Mais l'amplitude n'est pas le seul paramètre intéressant des salves. Par exemple, Ohtsu et al. [OHT 03] proposent un critère de classification des signaux d'émission acoustique à partir de données obtenues sur des structures en béton soumises à des sollicitations externes (thermique, hydrique, vibrations mécaniques). Les auteurs proposent deux paramètres RA et Fa définis respectivement comme le rapport entre le temps de montée et l'amplitude maximale, et le rapport entre le nombre de coups et la durée en temps (Fa a la dimension d'une fréquence). Les auteurs distinguent ainsi des évènements associés à des modes en traction qui favorisent la création de nouvelles fissures, et des modes de cisaillement qui se développent à partir de fissures existantes. D'autres auteurs utilisent une discrimination sur le nombre de coups par salves et sur les durées des salves [WU 00]. Les différentes classes de signaux sont ensuite associées à des mécanismes de déformation.

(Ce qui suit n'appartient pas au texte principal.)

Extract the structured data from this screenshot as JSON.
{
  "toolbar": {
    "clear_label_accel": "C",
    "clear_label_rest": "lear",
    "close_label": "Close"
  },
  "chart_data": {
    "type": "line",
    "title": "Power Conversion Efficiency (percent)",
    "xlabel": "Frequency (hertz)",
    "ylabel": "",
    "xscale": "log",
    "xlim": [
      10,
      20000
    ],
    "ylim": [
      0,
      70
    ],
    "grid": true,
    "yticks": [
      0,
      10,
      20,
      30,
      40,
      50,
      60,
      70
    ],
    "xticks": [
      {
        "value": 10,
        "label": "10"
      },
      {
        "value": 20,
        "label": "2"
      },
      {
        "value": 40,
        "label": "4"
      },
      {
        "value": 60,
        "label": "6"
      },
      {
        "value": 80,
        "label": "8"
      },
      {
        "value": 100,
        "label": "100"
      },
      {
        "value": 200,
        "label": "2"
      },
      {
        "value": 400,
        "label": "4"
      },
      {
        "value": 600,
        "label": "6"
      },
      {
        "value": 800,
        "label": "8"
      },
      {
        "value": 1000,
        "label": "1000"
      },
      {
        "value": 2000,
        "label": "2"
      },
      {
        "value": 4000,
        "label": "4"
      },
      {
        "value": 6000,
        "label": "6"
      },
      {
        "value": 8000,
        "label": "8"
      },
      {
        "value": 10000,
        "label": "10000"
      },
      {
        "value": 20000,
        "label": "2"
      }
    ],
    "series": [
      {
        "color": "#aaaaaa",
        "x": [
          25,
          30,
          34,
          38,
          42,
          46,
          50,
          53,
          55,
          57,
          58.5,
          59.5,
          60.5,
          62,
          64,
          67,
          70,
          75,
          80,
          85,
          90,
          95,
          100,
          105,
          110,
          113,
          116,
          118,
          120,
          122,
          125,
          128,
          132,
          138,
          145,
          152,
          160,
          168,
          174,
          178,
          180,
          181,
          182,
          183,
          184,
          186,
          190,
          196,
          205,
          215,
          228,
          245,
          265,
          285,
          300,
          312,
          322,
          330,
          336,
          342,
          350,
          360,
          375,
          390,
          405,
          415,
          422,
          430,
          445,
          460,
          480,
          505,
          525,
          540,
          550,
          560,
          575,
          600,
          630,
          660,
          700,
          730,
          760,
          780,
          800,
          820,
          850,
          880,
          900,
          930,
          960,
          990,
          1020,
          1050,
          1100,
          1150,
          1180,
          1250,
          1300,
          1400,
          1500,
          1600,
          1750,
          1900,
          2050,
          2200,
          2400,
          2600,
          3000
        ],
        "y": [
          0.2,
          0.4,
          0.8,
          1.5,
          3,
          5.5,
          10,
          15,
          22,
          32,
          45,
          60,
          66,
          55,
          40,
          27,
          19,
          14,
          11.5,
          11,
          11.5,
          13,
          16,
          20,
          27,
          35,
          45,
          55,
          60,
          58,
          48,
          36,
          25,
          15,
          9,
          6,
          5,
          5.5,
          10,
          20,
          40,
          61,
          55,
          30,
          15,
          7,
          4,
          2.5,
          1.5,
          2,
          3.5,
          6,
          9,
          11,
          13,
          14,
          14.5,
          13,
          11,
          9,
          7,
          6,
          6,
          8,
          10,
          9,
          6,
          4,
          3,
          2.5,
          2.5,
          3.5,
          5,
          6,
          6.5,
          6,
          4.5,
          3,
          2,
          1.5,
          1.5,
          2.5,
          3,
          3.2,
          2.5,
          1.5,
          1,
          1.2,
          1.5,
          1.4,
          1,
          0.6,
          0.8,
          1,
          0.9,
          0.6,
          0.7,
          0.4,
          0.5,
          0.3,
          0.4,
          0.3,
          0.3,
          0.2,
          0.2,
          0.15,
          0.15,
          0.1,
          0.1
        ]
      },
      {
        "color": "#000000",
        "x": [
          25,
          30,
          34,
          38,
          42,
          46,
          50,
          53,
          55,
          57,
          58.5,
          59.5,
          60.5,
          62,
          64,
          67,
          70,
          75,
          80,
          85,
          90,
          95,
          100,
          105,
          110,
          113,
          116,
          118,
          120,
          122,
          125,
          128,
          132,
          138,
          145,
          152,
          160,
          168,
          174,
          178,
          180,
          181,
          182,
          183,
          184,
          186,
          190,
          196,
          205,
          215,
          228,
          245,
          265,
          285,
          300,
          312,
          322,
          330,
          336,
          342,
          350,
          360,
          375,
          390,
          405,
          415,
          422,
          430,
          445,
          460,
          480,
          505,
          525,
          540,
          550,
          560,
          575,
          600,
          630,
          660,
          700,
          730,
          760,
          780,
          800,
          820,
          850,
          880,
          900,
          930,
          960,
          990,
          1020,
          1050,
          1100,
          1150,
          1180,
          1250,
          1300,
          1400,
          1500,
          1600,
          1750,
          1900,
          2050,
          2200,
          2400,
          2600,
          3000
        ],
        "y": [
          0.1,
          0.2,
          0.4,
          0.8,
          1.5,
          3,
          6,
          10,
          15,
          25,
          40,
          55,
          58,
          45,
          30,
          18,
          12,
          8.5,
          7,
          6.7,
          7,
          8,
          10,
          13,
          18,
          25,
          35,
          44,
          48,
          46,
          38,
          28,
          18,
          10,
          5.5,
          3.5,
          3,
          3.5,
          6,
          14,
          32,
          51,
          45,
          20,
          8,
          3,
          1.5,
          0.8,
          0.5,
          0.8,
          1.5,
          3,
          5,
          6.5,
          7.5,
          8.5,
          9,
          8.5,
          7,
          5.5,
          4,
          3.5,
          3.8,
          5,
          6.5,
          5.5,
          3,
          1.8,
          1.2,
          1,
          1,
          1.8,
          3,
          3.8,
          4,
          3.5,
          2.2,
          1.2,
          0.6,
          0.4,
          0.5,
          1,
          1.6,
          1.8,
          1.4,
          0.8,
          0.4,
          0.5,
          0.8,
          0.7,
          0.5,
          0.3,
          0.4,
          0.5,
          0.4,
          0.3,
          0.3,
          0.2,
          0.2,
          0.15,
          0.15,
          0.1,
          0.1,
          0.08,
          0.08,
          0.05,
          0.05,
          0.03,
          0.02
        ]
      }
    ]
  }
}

Ces paramètres présentent l'avantage d'être insensibles à l'atténuation du matériau, ce qui n'est pas le cas de critères en énergie ou en amplitude.

En nous inspirant de quelques travaux récents de la littérature, menés sur des matériaux similaires aux nôtres et sous sollicitation mécanique instantanée, nous essayons de mettre en évidence les mécanismes produisant de l'endommagement à chaque stade des courbes de déformabilité sous chargement mécanique uniaxial (Partie V). De plus, les enregistrements acoustiques sont dans la mesure du possible couplés aux distributions spatiales des déformations, mises en évidence par extensométrie optique.